Criminal activities are certainly not something we recommend, but the point is that there will always one way or another to grab those hard earn cash. That doesn’t mean it will always be a good or risk-free opportunity.
If you heard about “crowdfunding” then you might know this could be a creative way to fund whatever needs to be funded. This method has got some of their attention thought media since it could be very cost-effective and products that people really feel as attractive could be a reality.
Before you just go and set up such a project, you should dive into what it really means, since there are a few things that you might like to know.
What is crowdfunding really?
Crowdfunding is an opportunity for people and organizations to raise money for a specific project or purpose. People or other organizations who might be interested in your crowdfunding project will be able to make donations or investments to it. In case they invest it means you have to offer something back. It tends to be a profit or some kind of reward. The reward can, for instance, be a special version of a particular product the company needs funds for.
To be more precise there are several forms of crowdfunding;
– Loan-based crowdfunding
– Donation-based crowdfunding
– Investment-based crowdfunding
– Reward-based crowdfunding
Potential risks
Crowdfunding is a new concept that has not been there for many years.
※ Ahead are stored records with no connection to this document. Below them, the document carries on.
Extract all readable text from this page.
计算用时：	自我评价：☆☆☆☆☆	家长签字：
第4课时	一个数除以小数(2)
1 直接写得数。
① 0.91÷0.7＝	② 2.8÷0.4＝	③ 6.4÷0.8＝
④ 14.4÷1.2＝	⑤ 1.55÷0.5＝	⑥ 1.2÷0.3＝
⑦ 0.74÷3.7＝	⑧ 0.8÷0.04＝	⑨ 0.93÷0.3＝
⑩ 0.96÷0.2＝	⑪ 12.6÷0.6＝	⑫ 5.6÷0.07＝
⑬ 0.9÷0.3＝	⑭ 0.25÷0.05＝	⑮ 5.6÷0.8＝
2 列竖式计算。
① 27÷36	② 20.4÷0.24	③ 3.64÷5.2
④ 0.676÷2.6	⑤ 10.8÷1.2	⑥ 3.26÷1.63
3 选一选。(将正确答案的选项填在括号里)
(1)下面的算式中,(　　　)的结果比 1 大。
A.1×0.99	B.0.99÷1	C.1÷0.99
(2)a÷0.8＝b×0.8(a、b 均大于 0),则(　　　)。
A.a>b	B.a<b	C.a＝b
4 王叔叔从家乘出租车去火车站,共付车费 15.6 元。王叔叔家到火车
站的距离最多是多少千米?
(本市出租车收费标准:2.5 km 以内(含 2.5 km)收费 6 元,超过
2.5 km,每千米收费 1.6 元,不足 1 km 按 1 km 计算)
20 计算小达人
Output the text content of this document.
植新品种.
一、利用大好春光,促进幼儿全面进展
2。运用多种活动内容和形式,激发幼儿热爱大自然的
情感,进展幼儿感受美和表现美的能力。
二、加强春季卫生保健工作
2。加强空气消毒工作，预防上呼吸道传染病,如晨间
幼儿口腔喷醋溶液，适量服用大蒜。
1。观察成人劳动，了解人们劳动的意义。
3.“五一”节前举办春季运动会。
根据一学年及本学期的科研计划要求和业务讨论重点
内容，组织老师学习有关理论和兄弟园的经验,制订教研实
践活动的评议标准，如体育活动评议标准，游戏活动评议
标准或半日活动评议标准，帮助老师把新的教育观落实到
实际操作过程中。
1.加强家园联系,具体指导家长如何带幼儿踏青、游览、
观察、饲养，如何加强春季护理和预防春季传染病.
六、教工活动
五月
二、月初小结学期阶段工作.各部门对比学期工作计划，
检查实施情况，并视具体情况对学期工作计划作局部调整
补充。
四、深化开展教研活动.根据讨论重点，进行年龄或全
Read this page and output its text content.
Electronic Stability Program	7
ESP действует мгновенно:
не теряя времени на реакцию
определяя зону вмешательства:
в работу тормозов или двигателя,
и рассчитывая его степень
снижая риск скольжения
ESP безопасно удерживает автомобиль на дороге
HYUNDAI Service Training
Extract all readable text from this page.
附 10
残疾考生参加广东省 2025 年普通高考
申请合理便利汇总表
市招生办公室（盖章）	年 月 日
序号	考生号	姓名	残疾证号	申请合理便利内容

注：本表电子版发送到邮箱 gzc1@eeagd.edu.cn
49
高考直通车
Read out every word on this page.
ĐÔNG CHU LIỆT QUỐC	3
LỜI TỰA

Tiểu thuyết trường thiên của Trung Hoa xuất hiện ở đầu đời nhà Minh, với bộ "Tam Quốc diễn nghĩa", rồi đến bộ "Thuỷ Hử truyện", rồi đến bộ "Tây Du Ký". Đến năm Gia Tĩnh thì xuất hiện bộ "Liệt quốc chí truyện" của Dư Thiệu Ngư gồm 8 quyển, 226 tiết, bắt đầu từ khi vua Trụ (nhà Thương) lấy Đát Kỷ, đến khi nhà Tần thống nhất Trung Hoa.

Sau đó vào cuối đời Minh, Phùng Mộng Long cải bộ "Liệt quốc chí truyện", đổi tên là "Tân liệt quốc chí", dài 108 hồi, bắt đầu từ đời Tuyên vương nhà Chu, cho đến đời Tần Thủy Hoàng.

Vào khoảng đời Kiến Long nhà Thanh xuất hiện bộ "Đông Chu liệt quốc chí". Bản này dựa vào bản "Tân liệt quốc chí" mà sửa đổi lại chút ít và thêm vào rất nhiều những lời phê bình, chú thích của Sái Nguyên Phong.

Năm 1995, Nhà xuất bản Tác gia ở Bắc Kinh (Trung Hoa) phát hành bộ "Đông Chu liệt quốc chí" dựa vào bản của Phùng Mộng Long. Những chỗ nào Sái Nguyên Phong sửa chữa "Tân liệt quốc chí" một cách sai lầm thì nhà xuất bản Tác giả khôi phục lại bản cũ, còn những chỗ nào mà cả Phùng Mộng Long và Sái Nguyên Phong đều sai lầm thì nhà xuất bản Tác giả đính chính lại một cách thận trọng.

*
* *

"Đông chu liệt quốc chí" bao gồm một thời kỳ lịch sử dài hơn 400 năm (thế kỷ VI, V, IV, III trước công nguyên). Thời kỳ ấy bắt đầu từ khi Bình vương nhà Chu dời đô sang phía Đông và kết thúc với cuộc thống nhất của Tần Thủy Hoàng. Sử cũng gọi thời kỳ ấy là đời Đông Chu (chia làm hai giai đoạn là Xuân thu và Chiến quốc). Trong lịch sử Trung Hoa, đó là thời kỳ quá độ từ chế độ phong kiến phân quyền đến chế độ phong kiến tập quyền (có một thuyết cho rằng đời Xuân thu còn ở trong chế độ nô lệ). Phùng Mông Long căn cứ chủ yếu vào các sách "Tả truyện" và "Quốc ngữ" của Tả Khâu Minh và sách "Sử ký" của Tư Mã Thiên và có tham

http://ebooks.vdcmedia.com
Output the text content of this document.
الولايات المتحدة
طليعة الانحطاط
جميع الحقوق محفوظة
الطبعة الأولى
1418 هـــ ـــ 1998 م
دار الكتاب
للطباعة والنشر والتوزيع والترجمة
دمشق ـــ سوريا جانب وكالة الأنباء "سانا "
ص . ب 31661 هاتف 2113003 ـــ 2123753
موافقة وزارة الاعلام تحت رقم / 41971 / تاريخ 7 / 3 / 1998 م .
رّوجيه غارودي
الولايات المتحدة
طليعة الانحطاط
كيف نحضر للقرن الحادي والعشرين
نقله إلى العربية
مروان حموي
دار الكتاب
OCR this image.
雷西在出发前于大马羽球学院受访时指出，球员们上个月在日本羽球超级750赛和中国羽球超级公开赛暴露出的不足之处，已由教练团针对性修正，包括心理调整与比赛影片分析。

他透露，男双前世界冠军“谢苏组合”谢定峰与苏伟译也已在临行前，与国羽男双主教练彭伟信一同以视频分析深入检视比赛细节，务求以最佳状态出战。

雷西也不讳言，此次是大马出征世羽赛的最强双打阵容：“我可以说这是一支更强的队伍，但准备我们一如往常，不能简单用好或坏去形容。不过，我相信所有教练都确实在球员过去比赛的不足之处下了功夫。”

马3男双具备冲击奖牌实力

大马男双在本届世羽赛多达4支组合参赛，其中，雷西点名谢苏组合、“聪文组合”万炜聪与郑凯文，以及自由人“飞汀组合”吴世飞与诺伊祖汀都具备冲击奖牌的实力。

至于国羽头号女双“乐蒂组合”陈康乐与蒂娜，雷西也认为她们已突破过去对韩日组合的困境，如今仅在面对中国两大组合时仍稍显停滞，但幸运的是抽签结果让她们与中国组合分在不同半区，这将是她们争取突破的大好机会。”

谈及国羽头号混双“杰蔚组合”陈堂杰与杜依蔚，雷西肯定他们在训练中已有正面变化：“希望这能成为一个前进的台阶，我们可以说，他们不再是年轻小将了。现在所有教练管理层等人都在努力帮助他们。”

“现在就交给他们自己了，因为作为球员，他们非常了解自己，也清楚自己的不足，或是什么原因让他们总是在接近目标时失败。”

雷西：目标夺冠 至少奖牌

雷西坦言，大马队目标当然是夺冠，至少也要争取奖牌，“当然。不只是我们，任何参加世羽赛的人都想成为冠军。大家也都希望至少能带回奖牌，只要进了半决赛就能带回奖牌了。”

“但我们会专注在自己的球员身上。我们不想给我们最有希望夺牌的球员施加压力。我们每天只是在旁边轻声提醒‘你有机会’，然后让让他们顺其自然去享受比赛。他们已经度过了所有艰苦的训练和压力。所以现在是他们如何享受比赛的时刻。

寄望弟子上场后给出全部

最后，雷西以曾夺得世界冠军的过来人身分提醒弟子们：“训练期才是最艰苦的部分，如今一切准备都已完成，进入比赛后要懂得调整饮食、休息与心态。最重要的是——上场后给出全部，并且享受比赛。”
This is not a risk-free way to finance a start-up or product.
These are some of the most important risks for investors:
– The company might go bankrupt
– Start-ups, new and small businesses might not be very lucrative the first few years, so that can potentially make a new product unsuccessful. Take nothing for granted despite it seems promising.
– When it comes to shares, don’t expect shares they are easy to sell if they are unlisted and not listed on a big stock exchange.
– Those shares are likely unlisted, so if the stock market goes away, then you might lose all your money.
Those are risks for start-ups who like to run an equity crowdfunding campaign:
– Like most campaigns and projects failures could mess up everything
– Equity dilution is another problem that can appear
– The board should not underestimate the costs since this is not a small thing to do (equity crowdfunding campaign might not be suitable for all industries)
– Crowdfunding today, at this early stage reminding me of altcoins (similar to bitcoins) since there are plenty of fraudulent crowdfunding platforms with bad, greedy intentions
You should also be aware of what laws or regulations there are in your state or country. For instance, in India, “digital equity crowdfunding platforms” are illegal while other crowdfunding forms are perfectly legal.
I found articles with potential pitfalls like this one, thanks to Google.
What are the requirements?
There are specific requirements depending on the platform.
For instance, those are a few (but not all) requirements from an Australian funding centre:
– Make sure you understand how crowdfunding with your chosen crowdfunding platform works. Before you start, check out the FAQs, project guidelines, terms and conditions and fee structure.
– Consider how big your networks are. If you have few social media followers and a short email list, it’s probably not worth setting a big target. It’s not impossible to be successful without networks in place when you start, but it sure is trickier.
– Don’t run a campaign for less than 20 days unless you have a good reason or are super confident. You need time to disseminate your marketing material.
– Be realistic: don’t overstretch your target. Crowdfund what you actually need to make the project happen. There’s every chance you could raise more than the target, but you won’t raise anything at all if you don’t reach your target in the first place.
– Get creative. The uniqueness, quirkiness and diversity of your rewards make up an important part of your project’s narrative and marketability.
You should know how to use websites, blogs and social media accounts if you really consider crowdfunding. Those things could be really powerful for your crowdfunding campaigns. My personal recommendation is to decide wisely, so you don’t throw your money away. For the right project, it can make you a lucrative business owner over a night.